C'est la deuxième fois que les deux hommes se retrouvaient depuis le second tour de l'élection présidentielle, après la commémoration lundi à l'Arc de Triomphe, à Paris de la capitulation de l'Allemagne le 8 mai 1945.
« Il ne s'agit pas d'opposer une douleur à une autre », a relevé le président sortant. « Nous sommes là pour empêcher que le pire puisse se reproduire... Nous devons continuer à nous battre contre les discours qui nous jettent les uns contre les autres », a insisté M. Hollande.
Rappelant qu'il avait souhaité, il y a un an, que la France se dote d'une Fondation pour la mémoire de l'esclavage, une idée lancée par Jacques Chirac en 2006, le chef de l'État s'est déclaré « fier que la dernière cérémonie avant que je ne confie à Emmanuel Macron la totalité de mes pouvoirs, soit consacrée à la promesse que j'avais faite ».
La Fondation pour la mémoire de l'esclavage devrait voir le jour en 2018, après la création, depuis le 3 mai, d'un Groupement d'intérêt public (GIP).
Ce groupement sera présidé par Jean-Marc Ayrault à l'issue de ses fonctions de ministre des Affaires étrangères. Le GIP travaillera aussi avec la Ville de Paris à la création d'un mémorial aux esclaves et d'un musée.

« Financer des actions mémorielles »
La création d'un musée de l'esclavage est l'une des demandes récurrentes des associations antiracistes. Le siège social du GIP sera à l'hôtel de la Marine, place de la Concorde à Paris.

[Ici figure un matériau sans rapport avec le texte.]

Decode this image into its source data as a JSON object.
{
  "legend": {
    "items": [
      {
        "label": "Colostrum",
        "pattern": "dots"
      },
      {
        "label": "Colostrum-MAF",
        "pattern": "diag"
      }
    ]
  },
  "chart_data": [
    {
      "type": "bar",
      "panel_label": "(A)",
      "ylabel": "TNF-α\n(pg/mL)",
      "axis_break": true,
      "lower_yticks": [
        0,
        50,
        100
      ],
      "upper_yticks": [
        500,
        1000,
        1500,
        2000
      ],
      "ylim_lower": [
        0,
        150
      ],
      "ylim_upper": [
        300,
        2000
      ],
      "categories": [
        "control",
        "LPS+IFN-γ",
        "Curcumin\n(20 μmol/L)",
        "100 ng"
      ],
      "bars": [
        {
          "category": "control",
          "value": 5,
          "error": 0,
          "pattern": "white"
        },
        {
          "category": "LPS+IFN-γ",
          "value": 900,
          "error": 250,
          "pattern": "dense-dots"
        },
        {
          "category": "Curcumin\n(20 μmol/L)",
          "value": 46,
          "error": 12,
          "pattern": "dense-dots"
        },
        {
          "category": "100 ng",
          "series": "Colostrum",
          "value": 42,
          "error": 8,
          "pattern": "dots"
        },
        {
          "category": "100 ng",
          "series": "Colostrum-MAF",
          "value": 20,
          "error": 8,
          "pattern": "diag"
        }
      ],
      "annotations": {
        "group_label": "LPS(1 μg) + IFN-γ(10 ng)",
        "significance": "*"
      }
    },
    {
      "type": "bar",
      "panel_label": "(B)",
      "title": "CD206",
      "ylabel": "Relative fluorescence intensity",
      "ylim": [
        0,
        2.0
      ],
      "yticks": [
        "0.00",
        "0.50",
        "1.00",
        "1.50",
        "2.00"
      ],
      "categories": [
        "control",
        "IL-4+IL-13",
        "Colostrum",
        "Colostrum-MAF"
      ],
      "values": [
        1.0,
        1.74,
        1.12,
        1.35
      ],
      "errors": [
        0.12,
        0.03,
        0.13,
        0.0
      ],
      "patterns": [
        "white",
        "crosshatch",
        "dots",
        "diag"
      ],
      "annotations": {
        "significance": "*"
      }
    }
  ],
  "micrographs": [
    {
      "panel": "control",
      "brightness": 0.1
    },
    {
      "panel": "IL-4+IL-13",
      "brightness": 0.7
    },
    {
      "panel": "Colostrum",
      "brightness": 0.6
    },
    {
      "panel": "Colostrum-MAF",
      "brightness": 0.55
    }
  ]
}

Cela rejoint les préconisations de la mission de préfiguration - présidée par l'ancien Premier ministre du Bénin Lionel Zinsou -, qui soulignait en mars le « pouvoir symbolique fort » du lieu, longtemps siège du ministère de la Marine et des Colonies et abritant le bureau où Victor Schoelcher signa le décret d'abolition de l'esclavage en 1848.

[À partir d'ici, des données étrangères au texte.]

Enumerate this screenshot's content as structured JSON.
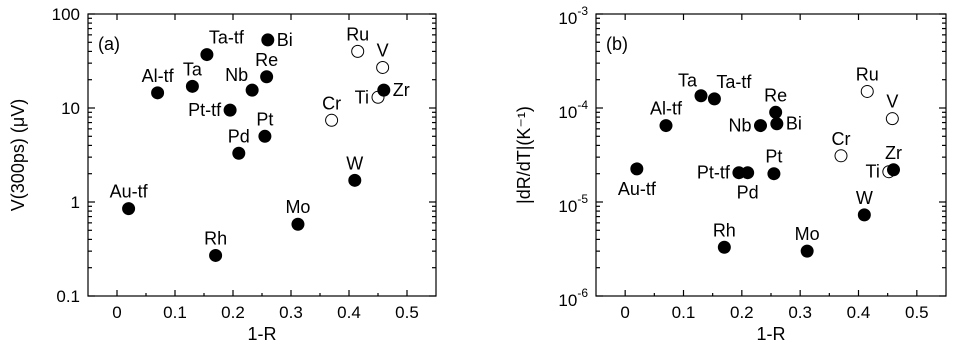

François Hollande et Emmanuel Macron, accompagnés du président LR du Sénat Gérard Larcher, ont déposé auparavant ensemble une gerbe en mémoire des victimes de l'esclavage au pied d'une stèle commémorative.
François Hollande a profité de ce dernier discours pour rappeler toute sa « politique mémorielle » menée depuis cinq ans, évoquant par exemple l'inauguration en 2015 du Memorial ACTe à Pointe-à-Pitre, la reconnaissance de la responsabilité de la France dans l'abandon des Harkis, la récente cérémonie de remise de la nationalité française aux tirailleurs sénégalais, ou encore la reconnaissance de la responsabilité de l'Etat dans les essais nucléaires en Polynésie.
Cette cérémonie a eu lieu en présence du Premier ministre Bernard Cazeneuve, du président de l'Assemblée nationale Claude Bartolone, et d'une grande partie des membres du gouvernement, dont la ministre des Outre-mer Ericka Bareigts.
La journée commémorative du souvenir de l'esclavage et de son abolition a été instaurée par la loi Taubira en 2001. L'ancienne garde des Sceaux Christiane Taubira était présente à la cérémonie.
Pour le Cran (Conseil représentatif des associations noires), « l'État s'engage enfin à mettre en place des réparations morales et financières » car la Fondation permettra « de financer des actions mémorielles, culturelles ou sociales ».